Facebook's Project Prism, Corona Could Ease Data Crunch
Nerval's Lobster writes "Facebook recently invited a handful of employers into its headquarters for a more in-depth look at how it handles its flood of data. Part of that involves the social network's upcoming 'Project Prism,' which will allow Facebook to maintain data in multiple data centers around the globe while allowing company engineers to maintain a holistic view of it, thanks to tools such as automatic replication. That added flexibility could help Facebook as it attempts to wrangle an ever-increasing amount of data. 'It allows us to physically separate this massive warehouse of data but still maintain a single logical view of all of it,' is how Wired quotes Jay Parikh, Facebook's vice president of engineering, as explaining the system to reports. 'We can move the warehouses around, depending on cost or performance or technology.' Facebook has another project, known as Corona, which makes its Apache Hadoop clusters less crash-prone while increasing the number of tasks that can be run on the infrastructure."
So glad to see FB coming up with an original idea like decentralized server infrastructure. Oh wait....
sudo make me a sandwich
So Facebook is finding ways to further mine user data? Given their poor stock performance, a shrinking legitimate user base, and a more savvy audience, I'm sure this is just a veiled attempt to sell your data to more people through "innovation".
I'm not sure I would want to trust my data with a system named for something prone to holes and large mass ejections.
Everything is better with chainsaws.
Doesn't the Facebook dept. of the NSA know that they already used the "operation" codeword Corona for the first spy satellites?
-- You are in a maze of little, twisty passages, all different... --
Fantastic, that almost certainly means another change to the API/SDK processes. I can't wait for the number of grandparents joining to hit the critical mass where it all falls over and people leave for another network, ideally one with decent privacy and a decent API for public data.
Please consider this account deleted, I just can't be bothered with the spam anymore.
I have to give Facebook this: They're better at this sort of thing than anyone.

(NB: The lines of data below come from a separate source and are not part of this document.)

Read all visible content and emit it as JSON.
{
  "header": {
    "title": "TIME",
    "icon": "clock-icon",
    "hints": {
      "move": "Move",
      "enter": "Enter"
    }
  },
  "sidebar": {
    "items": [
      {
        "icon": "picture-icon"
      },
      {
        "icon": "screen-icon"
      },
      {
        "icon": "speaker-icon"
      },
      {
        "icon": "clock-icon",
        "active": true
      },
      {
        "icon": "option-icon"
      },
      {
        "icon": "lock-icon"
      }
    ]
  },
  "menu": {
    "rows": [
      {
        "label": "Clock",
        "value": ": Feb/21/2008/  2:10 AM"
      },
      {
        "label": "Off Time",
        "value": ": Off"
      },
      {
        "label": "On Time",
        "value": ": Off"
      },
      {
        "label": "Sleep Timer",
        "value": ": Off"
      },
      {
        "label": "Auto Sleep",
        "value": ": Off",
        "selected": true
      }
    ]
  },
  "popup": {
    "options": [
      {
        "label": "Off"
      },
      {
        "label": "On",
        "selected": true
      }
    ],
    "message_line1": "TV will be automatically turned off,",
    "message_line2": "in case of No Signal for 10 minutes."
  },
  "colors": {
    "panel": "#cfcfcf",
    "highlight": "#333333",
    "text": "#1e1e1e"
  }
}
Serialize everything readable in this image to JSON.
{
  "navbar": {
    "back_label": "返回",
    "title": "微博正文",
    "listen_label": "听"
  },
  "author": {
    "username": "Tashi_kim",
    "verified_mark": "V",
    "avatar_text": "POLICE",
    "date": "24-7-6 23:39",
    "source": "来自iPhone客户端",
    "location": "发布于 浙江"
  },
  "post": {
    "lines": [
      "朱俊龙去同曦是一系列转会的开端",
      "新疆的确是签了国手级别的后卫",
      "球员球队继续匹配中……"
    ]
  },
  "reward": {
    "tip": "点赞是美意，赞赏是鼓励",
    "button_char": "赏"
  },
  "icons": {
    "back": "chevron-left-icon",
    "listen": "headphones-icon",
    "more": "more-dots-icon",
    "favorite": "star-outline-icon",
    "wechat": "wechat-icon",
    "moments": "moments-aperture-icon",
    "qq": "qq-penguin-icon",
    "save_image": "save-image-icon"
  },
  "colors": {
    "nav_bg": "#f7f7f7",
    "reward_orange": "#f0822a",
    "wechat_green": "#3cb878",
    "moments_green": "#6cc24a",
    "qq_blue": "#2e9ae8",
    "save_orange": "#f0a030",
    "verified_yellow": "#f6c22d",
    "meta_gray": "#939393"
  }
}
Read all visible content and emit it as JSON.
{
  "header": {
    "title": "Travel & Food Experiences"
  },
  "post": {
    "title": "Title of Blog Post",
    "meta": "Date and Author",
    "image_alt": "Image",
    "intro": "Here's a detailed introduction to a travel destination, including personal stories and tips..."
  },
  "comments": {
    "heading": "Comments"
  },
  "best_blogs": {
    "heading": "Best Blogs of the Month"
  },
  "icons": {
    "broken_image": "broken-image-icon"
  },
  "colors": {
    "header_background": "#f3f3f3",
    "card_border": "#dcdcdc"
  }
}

Just compare timeline to Slashdot comment history. Beyond the most recent comments, slashdot only allows you to search your history if you subscribe. Even then it's with a plea to please not do it too much...
Reddit is a more modern site I dare say, but they too don't let you go through your full comment history. After the first 1000, it gets really hard to trace them down.
When I drink corona, I do not crunch data too well. Unless it involves a deck of cards!
I don't know why we don't abstract all this cloud data storage to a truly vendor neutral, competitive scheme.
Imagine if we as users could provide our own server (at home, or designate Amazon, Google, etc) for our cloud storage. Facebook becomes just one application and anything we post is encoded in JSON formatted files. Then we actually own what we post. Of course, Facebook can cache the data (since first post generally is the most needed) and only go back to your cloud for older data. But you'd have every wall post, every photo, all of your data shared. Then Facebook can give you 1gig free, but you can also buy 5gig from google and have them use that instead. It gives them infinite storage, they only need to manage their cache.
Slashdot's rate-of-post filter: Preventing you from posting too many great ideas at once.
""Facebook recently invited a handful of employers into its headquarters "
Which employers? Why? Is facebook going to start providing companies with the data of job applicants?
"If any question why we died, Tell them because our fathers lied."